Written by James Sanders

The next in our M&A process series is valuation. If you are the Seller, do you know what your business is worth? If you are the Buyer, do you know what you are willing to pay? Business valuation is tough enough in the public spectrum and those companies provide you with information. In the private arena, it can feel like the wild west. However, there are professionals in this space that can certainly provide valuable insight.

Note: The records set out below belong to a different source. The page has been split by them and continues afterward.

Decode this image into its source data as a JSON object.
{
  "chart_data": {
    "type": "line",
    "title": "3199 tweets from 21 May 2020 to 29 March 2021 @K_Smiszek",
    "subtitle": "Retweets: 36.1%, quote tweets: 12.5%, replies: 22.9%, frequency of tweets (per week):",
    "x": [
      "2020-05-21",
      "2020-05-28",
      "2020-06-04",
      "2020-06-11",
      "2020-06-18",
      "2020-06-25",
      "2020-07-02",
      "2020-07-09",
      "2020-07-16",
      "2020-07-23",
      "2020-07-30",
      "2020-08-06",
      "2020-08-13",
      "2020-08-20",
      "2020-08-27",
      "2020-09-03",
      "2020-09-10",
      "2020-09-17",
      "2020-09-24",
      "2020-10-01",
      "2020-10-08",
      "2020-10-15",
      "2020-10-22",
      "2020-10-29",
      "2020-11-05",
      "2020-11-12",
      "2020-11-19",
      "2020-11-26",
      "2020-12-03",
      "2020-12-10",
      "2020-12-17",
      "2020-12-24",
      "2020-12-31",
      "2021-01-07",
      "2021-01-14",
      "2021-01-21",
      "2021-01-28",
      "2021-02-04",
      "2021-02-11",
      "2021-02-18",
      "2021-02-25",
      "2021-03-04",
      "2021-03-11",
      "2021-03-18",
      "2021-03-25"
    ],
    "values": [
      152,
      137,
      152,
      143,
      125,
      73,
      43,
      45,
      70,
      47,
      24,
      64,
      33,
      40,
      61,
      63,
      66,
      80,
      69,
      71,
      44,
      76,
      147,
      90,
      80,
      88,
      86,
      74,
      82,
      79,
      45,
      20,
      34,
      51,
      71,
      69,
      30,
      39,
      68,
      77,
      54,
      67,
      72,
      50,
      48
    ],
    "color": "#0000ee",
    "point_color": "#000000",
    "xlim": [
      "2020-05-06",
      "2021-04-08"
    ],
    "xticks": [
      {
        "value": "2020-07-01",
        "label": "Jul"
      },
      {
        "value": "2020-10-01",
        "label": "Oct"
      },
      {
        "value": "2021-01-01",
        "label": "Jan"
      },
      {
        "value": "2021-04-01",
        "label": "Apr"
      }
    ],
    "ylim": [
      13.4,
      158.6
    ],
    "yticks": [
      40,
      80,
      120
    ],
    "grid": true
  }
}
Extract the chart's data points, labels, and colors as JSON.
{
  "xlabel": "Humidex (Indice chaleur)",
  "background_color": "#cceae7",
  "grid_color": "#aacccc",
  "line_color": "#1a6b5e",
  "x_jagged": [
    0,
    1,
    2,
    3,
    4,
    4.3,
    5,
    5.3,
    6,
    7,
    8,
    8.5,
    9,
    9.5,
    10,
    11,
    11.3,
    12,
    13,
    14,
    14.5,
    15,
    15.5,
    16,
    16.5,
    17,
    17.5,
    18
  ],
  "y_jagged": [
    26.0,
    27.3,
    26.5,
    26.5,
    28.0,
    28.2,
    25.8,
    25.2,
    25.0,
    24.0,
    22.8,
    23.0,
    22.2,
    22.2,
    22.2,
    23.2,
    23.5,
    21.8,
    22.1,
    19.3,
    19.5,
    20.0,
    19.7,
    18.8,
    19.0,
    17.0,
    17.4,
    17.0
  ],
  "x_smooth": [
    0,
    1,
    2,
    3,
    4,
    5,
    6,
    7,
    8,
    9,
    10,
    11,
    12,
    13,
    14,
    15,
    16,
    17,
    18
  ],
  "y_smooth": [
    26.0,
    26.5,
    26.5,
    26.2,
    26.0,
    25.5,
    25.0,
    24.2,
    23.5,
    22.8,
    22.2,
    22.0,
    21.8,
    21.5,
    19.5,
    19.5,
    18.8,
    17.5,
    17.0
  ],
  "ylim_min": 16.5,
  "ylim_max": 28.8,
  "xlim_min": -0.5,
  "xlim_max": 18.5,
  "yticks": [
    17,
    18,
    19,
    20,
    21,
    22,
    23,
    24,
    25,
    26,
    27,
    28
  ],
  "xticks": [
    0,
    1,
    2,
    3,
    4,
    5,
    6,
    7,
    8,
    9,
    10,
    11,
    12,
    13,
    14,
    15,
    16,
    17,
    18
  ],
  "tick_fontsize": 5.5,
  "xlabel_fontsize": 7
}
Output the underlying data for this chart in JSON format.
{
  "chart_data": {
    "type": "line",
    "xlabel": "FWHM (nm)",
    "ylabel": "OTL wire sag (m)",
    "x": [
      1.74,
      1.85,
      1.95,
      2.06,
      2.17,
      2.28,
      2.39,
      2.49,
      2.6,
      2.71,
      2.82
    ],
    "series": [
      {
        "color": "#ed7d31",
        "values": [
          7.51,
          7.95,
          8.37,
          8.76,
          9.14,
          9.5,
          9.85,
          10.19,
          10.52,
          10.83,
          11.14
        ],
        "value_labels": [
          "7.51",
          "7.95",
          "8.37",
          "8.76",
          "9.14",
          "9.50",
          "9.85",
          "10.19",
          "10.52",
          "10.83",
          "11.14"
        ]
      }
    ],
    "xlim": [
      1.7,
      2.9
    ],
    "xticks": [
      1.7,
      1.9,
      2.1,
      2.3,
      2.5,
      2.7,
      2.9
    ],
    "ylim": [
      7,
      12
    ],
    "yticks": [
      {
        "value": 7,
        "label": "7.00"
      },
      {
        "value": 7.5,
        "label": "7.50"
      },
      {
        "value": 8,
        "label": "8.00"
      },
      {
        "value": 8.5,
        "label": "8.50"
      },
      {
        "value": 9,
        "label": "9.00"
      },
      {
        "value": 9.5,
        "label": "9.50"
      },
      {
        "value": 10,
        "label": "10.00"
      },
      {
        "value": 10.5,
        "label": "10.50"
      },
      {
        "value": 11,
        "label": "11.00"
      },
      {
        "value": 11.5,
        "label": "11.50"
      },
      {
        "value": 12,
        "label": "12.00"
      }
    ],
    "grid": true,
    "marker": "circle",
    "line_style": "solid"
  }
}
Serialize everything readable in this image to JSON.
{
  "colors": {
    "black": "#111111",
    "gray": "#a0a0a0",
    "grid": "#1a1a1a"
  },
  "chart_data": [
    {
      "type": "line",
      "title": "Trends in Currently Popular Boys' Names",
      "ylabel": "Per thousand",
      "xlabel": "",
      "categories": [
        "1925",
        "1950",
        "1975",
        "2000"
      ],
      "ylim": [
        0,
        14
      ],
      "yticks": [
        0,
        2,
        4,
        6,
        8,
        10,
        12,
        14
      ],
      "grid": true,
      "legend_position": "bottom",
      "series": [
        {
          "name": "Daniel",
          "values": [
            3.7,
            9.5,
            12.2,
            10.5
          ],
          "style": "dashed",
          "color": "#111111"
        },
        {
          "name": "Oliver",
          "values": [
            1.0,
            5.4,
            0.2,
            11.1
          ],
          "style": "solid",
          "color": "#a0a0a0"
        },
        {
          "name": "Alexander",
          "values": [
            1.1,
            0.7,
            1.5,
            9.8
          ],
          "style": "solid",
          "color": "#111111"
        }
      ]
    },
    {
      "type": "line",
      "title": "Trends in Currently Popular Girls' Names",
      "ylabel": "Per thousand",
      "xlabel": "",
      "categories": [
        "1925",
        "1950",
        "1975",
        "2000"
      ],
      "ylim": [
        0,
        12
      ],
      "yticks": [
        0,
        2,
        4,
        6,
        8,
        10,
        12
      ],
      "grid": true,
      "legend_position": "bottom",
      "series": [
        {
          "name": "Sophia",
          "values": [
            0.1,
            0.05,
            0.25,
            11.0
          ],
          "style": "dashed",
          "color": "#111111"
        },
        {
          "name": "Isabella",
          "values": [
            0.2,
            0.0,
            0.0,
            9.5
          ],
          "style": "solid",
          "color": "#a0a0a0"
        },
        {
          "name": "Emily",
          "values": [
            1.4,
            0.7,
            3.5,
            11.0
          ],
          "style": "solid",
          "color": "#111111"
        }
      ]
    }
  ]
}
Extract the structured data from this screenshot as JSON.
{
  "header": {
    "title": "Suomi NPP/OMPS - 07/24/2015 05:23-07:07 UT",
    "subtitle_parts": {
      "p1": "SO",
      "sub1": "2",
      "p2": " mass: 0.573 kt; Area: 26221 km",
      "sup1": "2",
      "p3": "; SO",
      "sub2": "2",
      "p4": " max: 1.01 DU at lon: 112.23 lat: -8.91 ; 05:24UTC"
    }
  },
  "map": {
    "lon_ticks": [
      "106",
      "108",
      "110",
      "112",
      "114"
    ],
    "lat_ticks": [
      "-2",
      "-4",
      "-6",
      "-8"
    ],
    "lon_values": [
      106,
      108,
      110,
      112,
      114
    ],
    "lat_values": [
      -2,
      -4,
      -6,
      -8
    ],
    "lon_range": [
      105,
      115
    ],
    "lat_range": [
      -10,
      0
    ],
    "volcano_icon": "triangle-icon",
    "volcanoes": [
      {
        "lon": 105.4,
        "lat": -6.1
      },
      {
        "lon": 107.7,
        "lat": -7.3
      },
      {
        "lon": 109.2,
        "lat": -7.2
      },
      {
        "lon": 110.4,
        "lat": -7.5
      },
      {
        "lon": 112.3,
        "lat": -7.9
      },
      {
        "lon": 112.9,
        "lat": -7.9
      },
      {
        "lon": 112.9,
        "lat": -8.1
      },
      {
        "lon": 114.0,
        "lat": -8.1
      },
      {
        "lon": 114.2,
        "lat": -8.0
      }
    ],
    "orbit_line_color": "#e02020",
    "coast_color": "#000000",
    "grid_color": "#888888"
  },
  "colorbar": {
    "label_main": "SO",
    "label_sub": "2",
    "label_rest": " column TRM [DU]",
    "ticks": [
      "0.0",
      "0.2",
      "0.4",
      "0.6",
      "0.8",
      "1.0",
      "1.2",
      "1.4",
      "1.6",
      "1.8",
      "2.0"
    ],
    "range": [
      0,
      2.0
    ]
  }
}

Below are a few of the methods that are employed:
- Asset Method – a simple, yet very objective method where you take the difference between the asset value of a company and its liabilities; this method is good if the true value lies in the assets and not so much in their income generating capabilities (a good example of this would be a purchase of a business because of the equipment, land and/or real estate);
- Income Method – in this method, the value of the company is based on the present value of its discounted future cash flows (i.e., what you think the company can give you in cash over a certain number of years discounted back to today’s dollars; this method is often used for high growth and/or consistent cash flow businesses);
- Market Method – the value of the business is driven by the value paid for comparable companies; multiples (Price/Sales, Price/EBITDA) from these transactions are calculated and then applied to your business financials; if you ever talk with someone from private equity, you will hear some version of this method discussed;
I would highly recommend that you engage with a professional (CPA, certified business valuation expert, business attorney, financial advisor) to help you get a sense for the value of a business.
“What a company is worth depends on who wants to buy it.”